ポーランドが「平和維持軍」を派兵すれば、第3次世界大戦に
いわゆる平和維持部隊は、ロシア軍と直接衝突する危険が最も少ないウクライナの地域に配置することを計画している。さらにポーランド軍がウクライナ軍よりも配置されている戦略的対象に対する統制を段階的に凌駕していくことを優先的「戦闘目標」にしている。ポーランドの特務機関は、既に現時点で(ウクライナ)ナショナリズムに対抗する民主的「ワルシャワ」を志向する「合意する能力のある」ウクライナ・エリートの代表者を探している。ポーランド当局の計算では、ウクライナ西部における予防的進駐はかなりの確率で国家分裂をもたらす。その際、ワルシャワは「ポーランド平和維持部隊」が駐留している地域に対する実質的な統治権を得る。
ポーランドが「平和維持軍」の名目でウクライナに派兵すれば、ロシアは敵対行動と見なしてポーランドを攻撃する。それが第3次世界大戦に発展するというラブロフ外相の警告は、決して脅しとは思えません。
リトアニア、ハンガリー、ポーランド…立ち位置の違う周辺国
4月27日の本連載で、リトアニアが危ないという話をしました。リトアニアとポーランドに囲まれたロシアの飛び地の領土カリーニングラードの国境を、リトアニアが封鎖しようとする動きがあったからです。しかしロシアからの警告が効いたようで、封鎖は行われていません。戦争拡大の発端になりそうな場所は、ポーランドに移ったといえます。

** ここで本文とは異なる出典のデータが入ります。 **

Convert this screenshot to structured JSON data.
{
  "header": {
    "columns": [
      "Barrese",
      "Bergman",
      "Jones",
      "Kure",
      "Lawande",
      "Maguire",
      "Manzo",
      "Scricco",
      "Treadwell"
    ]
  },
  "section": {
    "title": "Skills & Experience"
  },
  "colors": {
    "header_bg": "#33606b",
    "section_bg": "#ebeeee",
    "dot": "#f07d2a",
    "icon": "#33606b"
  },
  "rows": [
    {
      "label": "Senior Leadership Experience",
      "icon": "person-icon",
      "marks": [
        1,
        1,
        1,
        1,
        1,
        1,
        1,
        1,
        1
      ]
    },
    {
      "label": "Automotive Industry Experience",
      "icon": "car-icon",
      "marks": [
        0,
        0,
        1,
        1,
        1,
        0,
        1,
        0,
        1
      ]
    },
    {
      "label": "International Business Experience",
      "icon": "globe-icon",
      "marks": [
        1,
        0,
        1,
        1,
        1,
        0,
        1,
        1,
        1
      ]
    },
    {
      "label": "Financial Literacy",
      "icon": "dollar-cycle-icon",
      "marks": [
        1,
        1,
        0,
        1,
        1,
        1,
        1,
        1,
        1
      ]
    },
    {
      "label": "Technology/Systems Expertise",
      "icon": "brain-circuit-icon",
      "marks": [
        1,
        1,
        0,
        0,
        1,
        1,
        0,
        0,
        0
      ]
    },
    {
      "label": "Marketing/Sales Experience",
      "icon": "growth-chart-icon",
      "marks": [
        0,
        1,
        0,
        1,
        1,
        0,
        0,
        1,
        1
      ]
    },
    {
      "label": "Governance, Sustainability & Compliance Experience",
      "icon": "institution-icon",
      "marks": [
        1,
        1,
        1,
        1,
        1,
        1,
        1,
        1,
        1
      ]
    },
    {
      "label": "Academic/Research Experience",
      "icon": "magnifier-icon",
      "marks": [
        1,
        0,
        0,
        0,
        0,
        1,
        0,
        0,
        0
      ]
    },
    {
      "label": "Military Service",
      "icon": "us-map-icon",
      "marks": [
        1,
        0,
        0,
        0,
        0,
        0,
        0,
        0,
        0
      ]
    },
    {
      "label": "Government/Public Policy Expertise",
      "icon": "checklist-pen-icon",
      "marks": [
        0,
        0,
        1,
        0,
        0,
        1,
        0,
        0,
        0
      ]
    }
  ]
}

戦争から距離を置く判断をしたのが、ハンガリーです。4月3日の総選挙で与党を勝利させたオルバン首相は、ウクライナへの軍事支援はしないことを表明しています。ロシアからの天然ガス輸入は止めず、ロシアが要求するルーブル払いにも応じています。EU欧州委員会が決めたロシア産石油の輸入禁止についても、明確に反対する立場です。
ロシアの国営エネルギー大手「ガスプロム」は、ポーランドを通る「ヤマルパイプライン」を経由した天然ガスの供給を停止すると発表しました。緊張が高まる東欧で、ポーランド情勢から目が離せなくなってきました。逆にハンガリーは、安全な場所だといえます。ロシアの侵攻が始まって以来、EU諸国の結束は固まったように報じられていますが、足並みはそろっていないのが現状です。